Counting Number of Irreducibles

[e(ho0n3]

Homework Statement
Let p be a prime.
(a) Determine the number of irreducible polynomials over Z_p of the form x² + ax + b.
(b) Determine the number of irreducible quadratic polynomials over Z_p.

The attempt at a solution
A nonzero, nonunit polynomial f(x) in Z_p[x] is irreducible if it equals the product of two polynomials in Z_p[x], one of them being a unit of Z_p[x]. But does Z_p[x] have any units? I find it hard to imagine that there are polynomials g(x) and h(x) in Z_p[x] with g(x)h(x) = 1, unless of course g(x) = h(x) = ±1.

 

[matt grime]

I find it hard to imagine that there are polynomials g(x) and h(x) in Z_p[x] with g(x)h(x) = 1.

just considering the leading terms of g and h will show you this is a trivial statement.
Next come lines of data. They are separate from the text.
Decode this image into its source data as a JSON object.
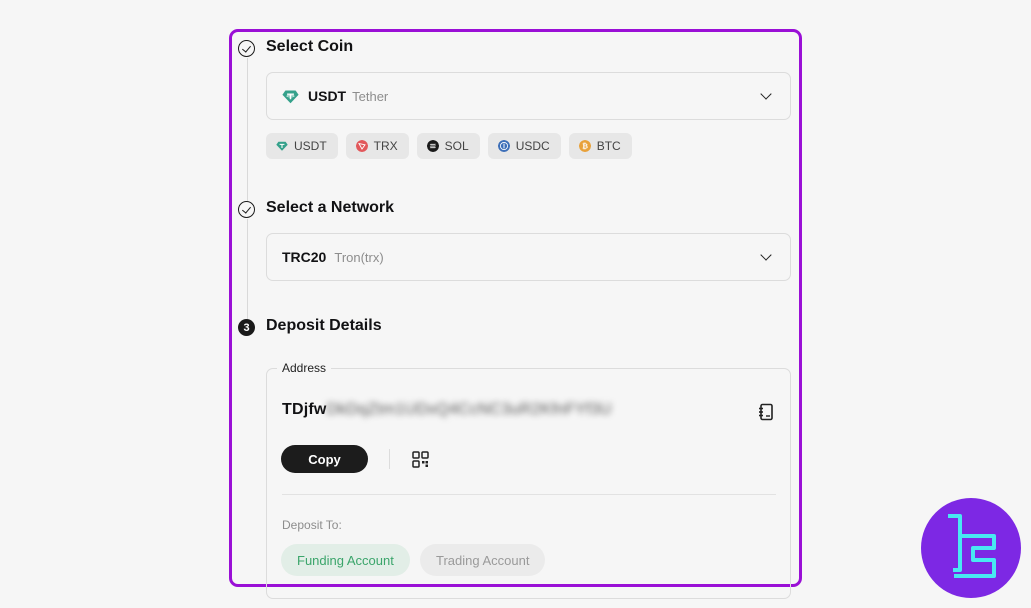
{
  "steps": {
    "coin": {
      "title": "Select Coin",
      "selected_symbol": "USDT",
      "selected_name": "Tether",
      "quick_coins": [
        "USDT",
        "TRX",
        "SOL",
        "USDC",
        "BTC"
      ]
    },
    "network": {
      "title": "Select a Network",
      "selected_symbol": "TRC20",
      "selected_name": "Tron(trx)"
    },
    "deposit": {
      "number": "3",
      "title": "Deposit Details",
      "address_legend": "Address",
      "address_prefix": "TDjfw",
      "address_hidden": "DkDqZtm1UDxQ4CcNC3uR2KfnFYf3U",
      "copy_label": "Copy",
      "deposit_to_label": "Deposit To:",
      "accounts": [
        "Funding Account",
        "Trading Account"
      ],
      "selected_account": "Funding Account"
    }
  },
  "colors": {
    "highlight_border": "#9a0fd6",
    "active_account_text": "#3ba56b",
    "logo_bg": "#7d28e4",
    "logo_fg": "#48e8f2"
  },
  "icons": {
    "usdt": "tether-icon",
    "trx": "tron-icon",
    "sol": "solana-icon",
    "usdc": "usdc-icon",
    "btc": "bitcoin-icon",
    "address_book": "address-book-icon",
    "qr": "qr-code-icon"
  }
}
You could also try counting the reducible quadratics, since that is also easy.

 

[e(ho0n3]

I think I understand: Let ax^m and bxⁿ be the leading terms of g(x) and h(x). If g(x)h(x) = 1, then abx^m+n must equal 0 so ab must equal p but this is impossible. It follows that Z_p[x] has no units so the answer both (a) and (b) is 0?

 

[e(ho0n3]

Oh, and how does counting the reducible quadratics help in counting the irreducible ones?

 

[matt grime]

How long did you think about that (the counting irreducibles)?

 

[e(ho0n3]

Not long. However, something just occurred to me: There are p³ polynomials in Z_p[x] so the number of irreducibles is just p³ minus the number of reducibles. Is that right?

 

[matt grime]

There are *not* p^3 polys in Z_p[x] - there may be p^3 in some subset of that. But it is certainly true that a poly is either reducible or irreducible, and not both, so if you know how many in total there are, and how many of one type, then you know how many of the other there are.

And there are not p^3 quadratics, if that was what you meant, since the leading coefficient has to be non-zero.

 

[e(ho0n3]

Yes, I did mean p³ quadratics. Sorry about that. So would (p - 1)p² be a better estimate?

I'm confused though: If Z_p[x] doesn't have any units (cf. my second post), how can there be irreducible polynomials?

 

[matt grime]

In what way does x not satisfy the definition of irreducible? How are you going to write that as a product of two other polynomials of strictly smaller degree. And why are there no units? You even wrote out 2 units in your first post.

 

[e(ho0n3]

x is irreducible since the only way to write it as a product g(x)h(x) is by setting g(x) = 1 and h(x) = x or vice-versa and 1 is a unit. I understand that.

When I wrote "Z_p[x] doesn't have any units", I meant nonconstant units. I can't think of an example unit in Z_p[x] that is nonconstant. This is probably why I wrote that there aren't any.